5 Erreurs courantes qui abîment les amortisseurs.

5 Erreurs courantes qui abîment les amortisseurs.

Les amortisseurs sont au cœur du comportement routier d’un véhicule. Ils assurent à la fois la tenue de route, le confort de conduite et la sécurité, en maintenant les pneus en contact constant avec la chaussée. Pourtant, ils figurent parmi les composants les plus sollicités et les plus exposés à une usure prématurée. Bien souvent, ce ne sont pas des défauts de fabrication qui les détériorent, mais des habitudes de conduite ou des choix d’entretien inadaptés. En ce début d’année, c’est le moment idéal pour faire le point. Voici 5 erreurs courantes qui abîment les amortisseurs, et comment les éviter pour prolonger leur durée de vie.

1-      Rouler fréquemment sur des routes dégradées sans adapter sa conduite

Nids-de-poule, ralentisseurs, routes abîmées ou chemins non revêtus : ces surfaces sollicitent fortement les amortisseurs. Le problème n’est pas tant la route elle-même que la vitesse à laquelle elle est abordée.
Chaque choc brutal solicite excessivement l’amortisseur, accélérant l’usure des joints et de l’huile interne.

Le conseil KONI :

Réduire la vitesse, anticiper les obstacles et éviter les franchissements brusques, surtout lorsque le véhicule est chargé.

2-      Surcharger régulièrement le véhicule

Transporter des charges lourdes ou rouler fréquemment avec un coffre plein (vacances, matériel professionnel, remorque) met les amortisseurs à rude épreuve. Une surcharge constante entraîne une compression excessive et continue, réduisant l’efficacité de l’amortissement et provoquant une usure prématurée.

Le conseil KONI :

Respecter les charges maximales indiquées par le constructeur et, si nécessaire, opter pour des amortisseurs adaptés à un usage intensif ou utilitaire.

3-      Négliger les signes d’usure

Beaucoup de conducteurs attendent une panne évidente avant d’intervenir. Pourtant, les amortisseurs s’usent progressivement.

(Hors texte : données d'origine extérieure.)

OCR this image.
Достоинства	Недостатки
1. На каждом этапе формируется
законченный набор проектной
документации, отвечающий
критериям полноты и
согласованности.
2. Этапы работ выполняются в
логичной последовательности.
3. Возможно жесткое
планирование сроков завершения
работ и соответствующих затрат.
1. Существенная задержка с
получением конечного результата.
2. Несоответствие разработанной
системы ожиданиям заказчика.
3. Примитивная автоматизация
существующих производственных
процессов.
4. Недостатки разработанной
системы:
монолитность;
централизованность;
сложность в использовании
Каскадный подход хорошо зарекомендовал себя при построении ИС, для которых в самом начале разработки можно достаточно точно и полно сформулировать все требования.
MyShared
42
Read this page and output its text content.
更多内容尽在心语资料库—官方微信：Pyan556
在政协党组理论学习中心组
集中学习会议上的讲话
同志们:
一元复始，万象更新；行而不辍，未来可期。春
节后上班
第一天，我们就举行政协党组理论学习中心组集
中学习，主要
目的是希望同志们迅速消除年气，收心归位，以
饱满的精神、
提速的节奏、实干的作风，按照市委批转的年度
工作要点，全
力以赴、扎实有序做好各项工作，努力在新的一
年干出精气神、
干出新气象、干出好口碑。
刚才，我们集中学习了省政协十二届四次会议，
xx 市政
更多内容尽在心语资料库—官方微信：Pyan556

Les signes à surveiller sont :

  • Une tenue de route moins précise
  • Un allongement des distances de freinage
  • Des bruits inhabituels
  • L’usure irrégulière des pneus
  • Des sensations de rebond après un dos-d’âne

Rouler avec des amortisseurs usés sollicite davantage les autres composants de suspension (ressorts, rotules, pneus).

Le conseil KONI :

Faire contrôler les amortisseurs tous les 20 000 km environ, et les remplacer en moyenne entre 80 000 et 100 000 km selon l’usage.

4-      Remplacer uniquement un amortisseur sur deux

Changer un seul amortisseur après une défaillance peut sembler économique, mais c’est une erreur fréquente. Un déséquilibre entre le côté gauche et droit (ou avant/arrière) altère la stabilité du véhicule et accélère l’usure du nouvel amortisseur.

Le conseil KONI :

Toujours remplacer les amortisseurs par paire sur un même essieu, pour garantir un comportement homogène et sécurisé.

5-      Choisir des amortisseurs inadaptés à son usage

Tous les amortisseurs ne se valent pas, et un modèle standard n’est pas toujours adapté à tous les styles de conduite. Un amortisseur inadapté (trop souple, trop ferme ou de mauvaise qualité) travaille en dehors de sa plage optimale, ce qui réduit sa longévité.

Le conseil KONI :

Choisir des amortisseurs conçus pour votre véhicule et votre usage (quotidien, sportif, utilitaire). Les amortisseurs KONI, par exemple, sont développés pour offrir performance, durabilité et précision, même dans des conditions exigeantes.

 

Prendre soin de ses amortisseurs, c’est avant tout adopter une conduite plus respectueuse et effectuer des contrôles réguliers. C’est aussi faire le choix de solutions techniques conçues pour durer. Chez KONI, chaque amortisseur est développé avec une exigence élevée en matière de performance, de fiabilité et d’adaptation aux différents usages, qu’il s’agisse de conduite quotidienne, sportive ou intensive. En investissant dans des amortisseurs de qualité et en évitant ces erreurs courantes, il est possible d’améliorer durablement le comportement de son véhicule tout en renforçant la sécurité et le plaisir de conduite, dès le début de l’année.